Stocks staged a late-afternoon rally after the Federal Reserve signaled that the outlook for inflation has improved while the economy continues to grow at a moderate pace.
The Dow Jones Industrial Average surged almost 100 points. The S&P 500 ended at a new six-year high while the Nasdaq also rose.
For the month of January, all three indexes finished the month in positive territory. The Dow is up 1.27% year-to-date, while the S&P rose 1.41% for the Nasdaq 2.01%.
The central bank said Wednesday afternoon that the readings on core inflation have "improved modestly" in recent months with pressures "likely to moderate over time.
"The Fed seemed less concerned about inflation than most people had figured," said UBS' director of floor operations Arthur Cashin, to CNBC.com.
Mark Jordahl, chief investment officer at First American Funds, said on CNBC's "Closing Bell" that investors were encouraged by the Fed's positive comments in the areas which have created the most concern among investors, namely housing and inflation.
"It's a Great Day"
"It's a great day, it's what we would hoped would happen throughout the course of this year," Jordahl said. "Decent economic growth, low inflation, low interest rates, that's nirvana for investors."
Short-term interest rates were kept unchanged at 5.25%. The Fed said recent indicators showed "somewhat firmer economic growth" with early signs of stabilization in the housing market.
U.S. government bonds rallied on the Fed news.

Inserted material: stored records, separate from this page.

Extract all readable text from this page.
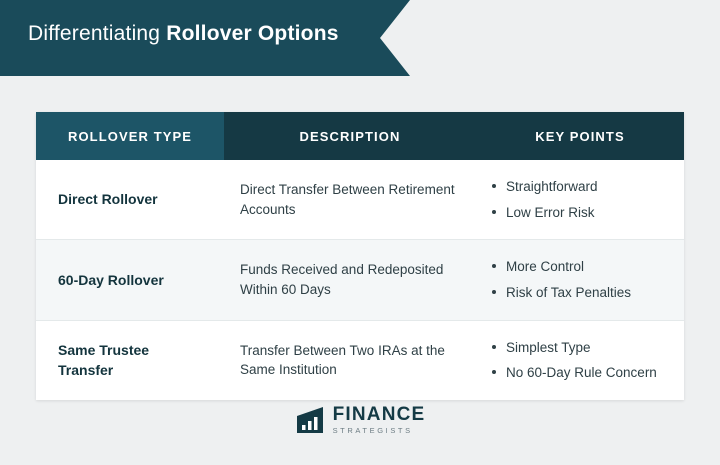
Differentiating Rollover Options
ROLLOVER TYPE	DESCRIPTION	KEY POINTS
Direct Rollover
Direct Transfer Between Retirement Accounts
Straightforward
Low Error Risk
60-Day Rollover
Funds Received and Redeposited Within 60 Days
More Control
Risk of Tax Penalties
Same Trustee Transfer
Transfer Between Two IRAs at the Same Institution
Simplest Type
No 60-Day Rule Concern
FINANCE
STRATEGISTS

"Inflation pressures continue to recede and the Fed is making a note of that, which is very encouraging, said John Miller, bond portfolio manager at Nuveen Investments. "We don't expect the Fed to need to raise rates in 2007, it looks like a soft landing is in place."
Although Wall Street widely expected the Fed to maintain interest rates for the fifth straight meeting, many investors were worried the central bank's statement would increase the odds of a future rate hike, particularly in light of strong economic data recently released.

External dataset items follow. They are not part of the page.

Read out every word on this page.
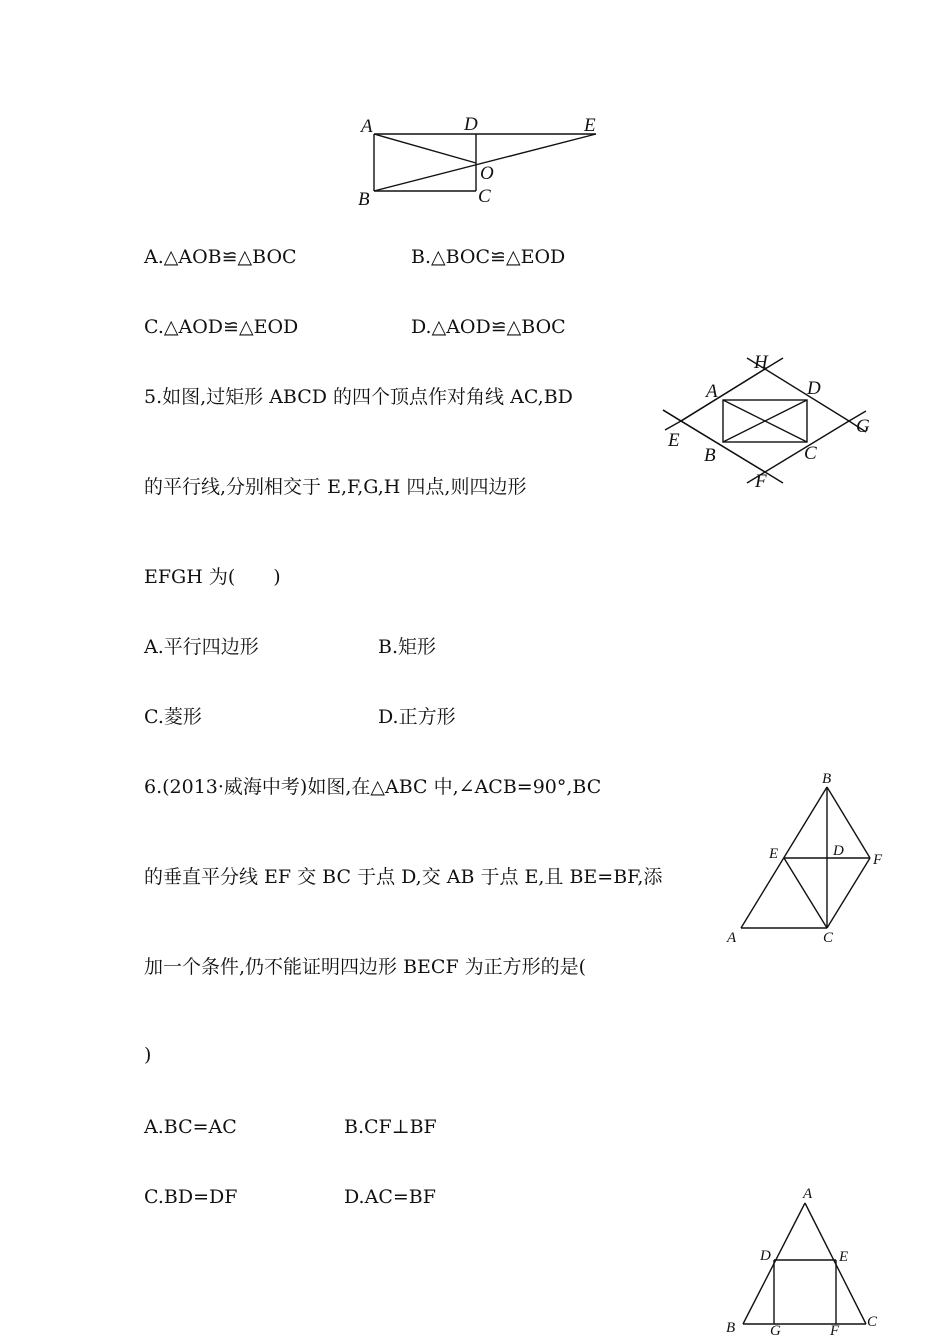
A	D	E
O
B	C
A.△AOB≌△BOC	B.△BOC≌△EOD
C.△AOD≌△EOD	D.△AOD≌△BOC
5.如图,过矩形 ABCD 的四个顶点作对角线 AC,BD
的平行线,分别相交于 E,F,G,H 四点,则四边形
EFGH 为(　　)
A.平行四边形	B.矩形
C.菱形	D.正方形
H
A	D
E
G
B	C
F
6.(2013·威海中考)如图,在△ABC 中,∠ACB=90°,BC
的垂直平分线 EF 交 BC 于点 D,交 AB 于点 E,且 BE=BF,添
加一个条件,仍不能证明四边形 BECF 为正方形的是(
)
A.BC=AC	B.CF⊥BF
C.BD=DF	D.AC=BF
B
E	D
F
A	C
A
D	E
B G	F
C
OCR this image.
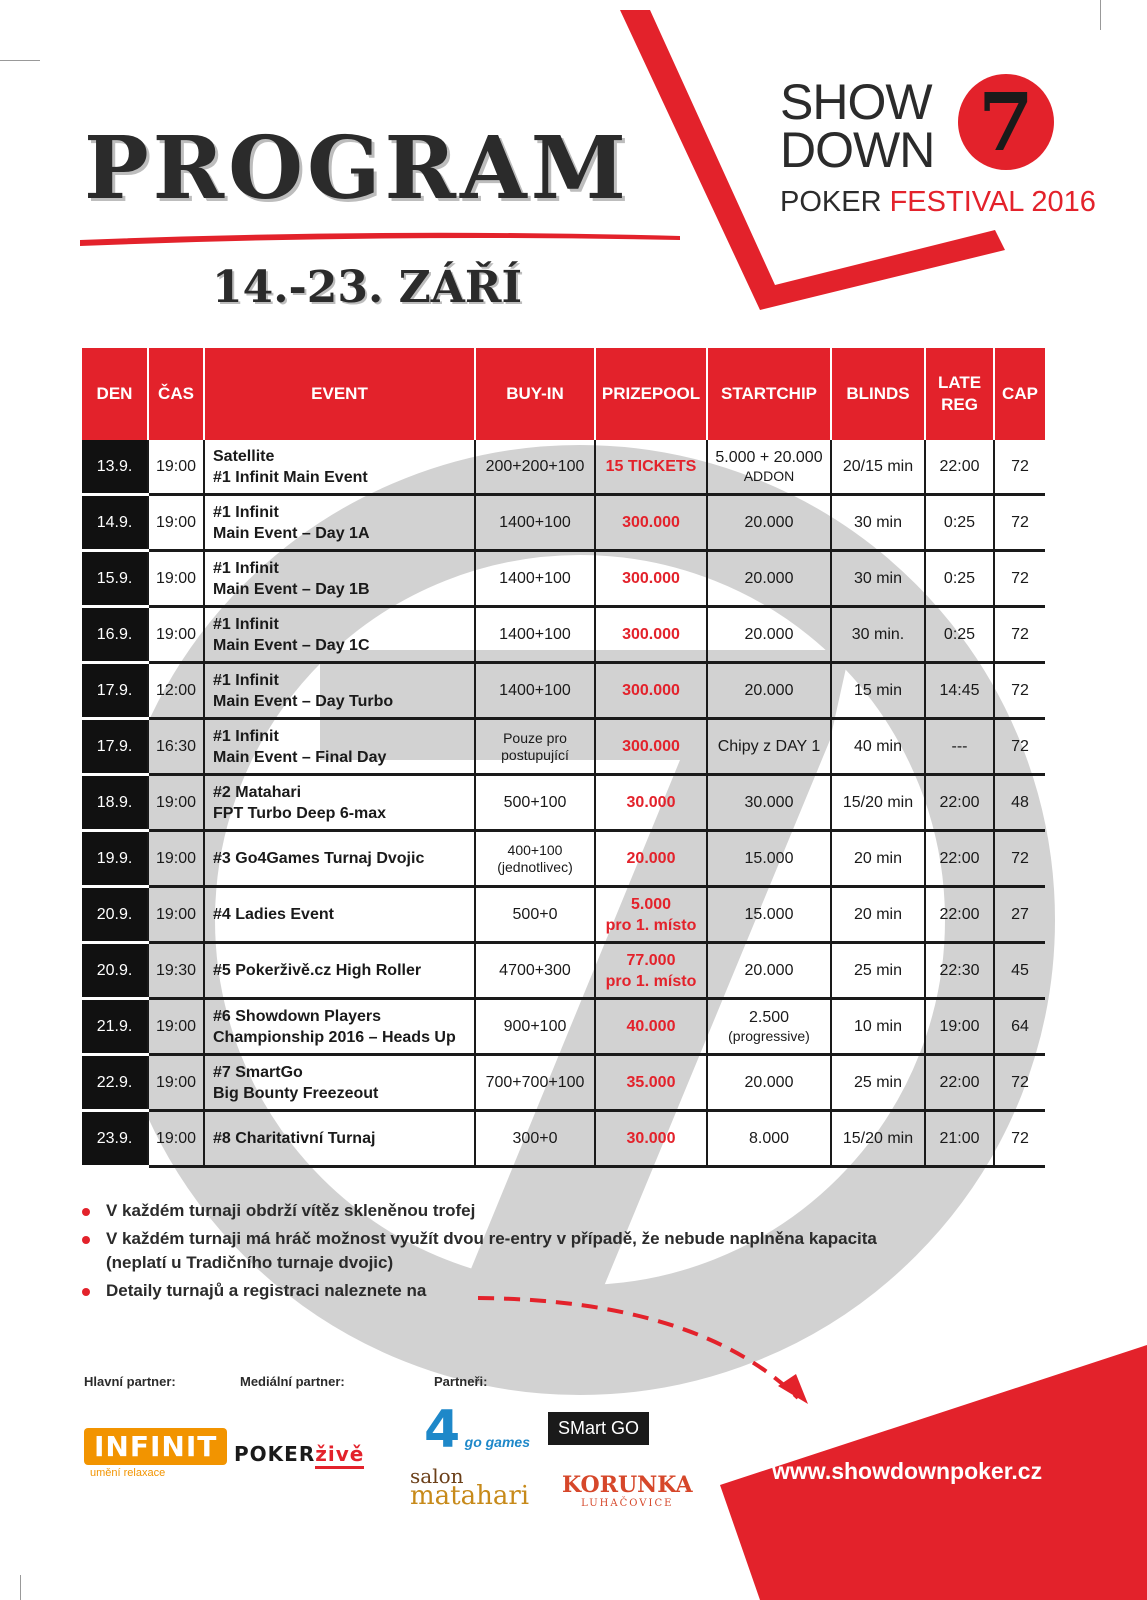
PROGRAM
14.-23. ZÁŘÍ
SHOW
DOWN 7
POKER FESTIVAL 2016
DEN	ČAS	EVENT	BUY-IN	PRIZEPOOL	STARTCHIP	BLINDS	LATE REG	CAP
13.9.	19:00	Satellite
#1 Infinit Main Event	200+200+100	15 TICKETS	5.000 + 20.000
ADDON	20/15 min	22:00	72
14.9.	19:00	#1 Infinit
Main Event – Day 1A	1400+100	300.000	20.000	30 min	0:25	72
15.9.	19:00	#1 Infinit
Main Event – Day 1B	1400+100	300.000	20.000	30 min	0:25	72
16.9.	19:00	#1 Infinit
Main Event – Day 1C	1400+100	300.000	20.000	30 min.	0:25	72
17.9.	12:00	#1 Infinit
Main Event – Day Turbo	1400+100	300.000	20.000	15 min	14:45	72
17.9.	16:30	#1 Infinit
Main Event – Final Day	Pouze pro
postupující	300.000	Chipy z DAY 1	40 min	---	72
18.9.	19:00	#2 Matahari
FPT Turbo Deep 6-max	500+100	30.000	30.000	15/20 min	22:00	48
19.9.	19:00	#3 Go4Games Turnaj Dvojic	400+100
(jednotlivec)	20.000	15.000	20 min	22:00	72
20.9.	19:00	#4 Ladies Event	500+0	5.000
pro 1. místo	15.000	20 min	22:00	27
20.9.	19:30	#5 Pokerživě.cz High Roller	4700+300	77.000
pro 1. místo	20.000	25 min	22:30	45
21.9.	19:00	#6 Showdown Players
Championship 2016 – Heads Up	900+100	40.000	2.500
(progressive)	10 min	19:00	64
22.9.	19:00	#7 SmartGo
Big Bounty Freezeout	700+700+100	35.000	20.000	25 min	22:00	72
23.9.	19:00	#8 Charitativní Turnaj	300+0	30.000	8.000	15/20 min	21:00	72
V každém turnaji obdrží vítěz skleněnou trofej
V každém turnaji má hráč možnost využít dvou re-entry v případě, že nebude naplněna kapacita
(neplatí u Tradičního turnaje dvojic)
Detaily turnajů a registraci naleznete na
Hlavní partner:	Mediální partner:	Partneři:
INFINIT
umění relaxace
POKERživě 4 go games
SMart GO
salon
matahari KORUNKA
LUHAČOVICE
www.showdownpoker.cz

"The Fed maintained their bias toward restraint, but they didn't overstate it. This implication is 'steady as she goes'," said Hugh Johnson, chief investment officer at Johnson Illington Advisors, in an interview with CNBC.com.
Boeing Stock Rises
Dow component Boeing said its fourth-quarter net earnings more than doubled, beating market expectations. Earnings rose to $1.29 a share, compared with the 98 cents a share that analysts surveyed by Thomson Financial were expecting. The aerospace company also raised its 2007 earnings a share guidance. Boeing logged the largest daily gain of the 30 companies in the Dow.
Eli Lilly reported a sharply lower fourth-quarter net income, citing hefty charges and higher expenses. However, excluding these items, the pharmaceutical company's profit outpaced analysts' expectations.
Time Warner profit jumped 34% in the fourth quarter, boosted by the sale of Internet access businesses in Europe and a deal that added new subscribers to its cable TV unit.
Ford Motor said it expects January U.S. sales to drop 20% due to lower fleet sales.
New York light crude futures reversed earlier declines in a volatile session that has taken futures back and forth the flatline.
The Energy Department said crude oil inventories rose by 2.7 million barrels last week and gasoline supplies rose by 3.8 million barrels. Distillates, which include home heating oil, dropped by 2.6 million barrels. Even though crude supplies were expected to build, the data sent initially sent oil futures downward.
The New York Stock Exchange and the Tokyo Stock Exchange are embarking on an alliance that could lead the two largest financial markets in the world to an eventual combination. The agreement would allow both exchanges to cooperate on joint developments, such as financial products, mutual listings and technology.
European Stocks Close Mostly Lower; Asia Mostly Lower
In Frankfurt, the DAX rose slightly, while the Paris CAC-40 and London’s FTSE-100 declined.
The Nikkei 225 Average finished lower as Sony and TDK declined after both firms failed to meet investors' expectations when they raised their profit forecasts.
South Korea's Kospi Index ended down, dogged by its worst month since a global sell-off in May, as power provider KEPCO and transportation firms dropped after an oil price surge raised worries about fuel costs.
In Australia, the S&P/ASX 200 Index closed lower, pulling back from all-time highs as
investors locked in recent strong gains ahead of next month's reporting season.
Hong Kong stocks fell sharply and Singapore's Straits Times Index rose.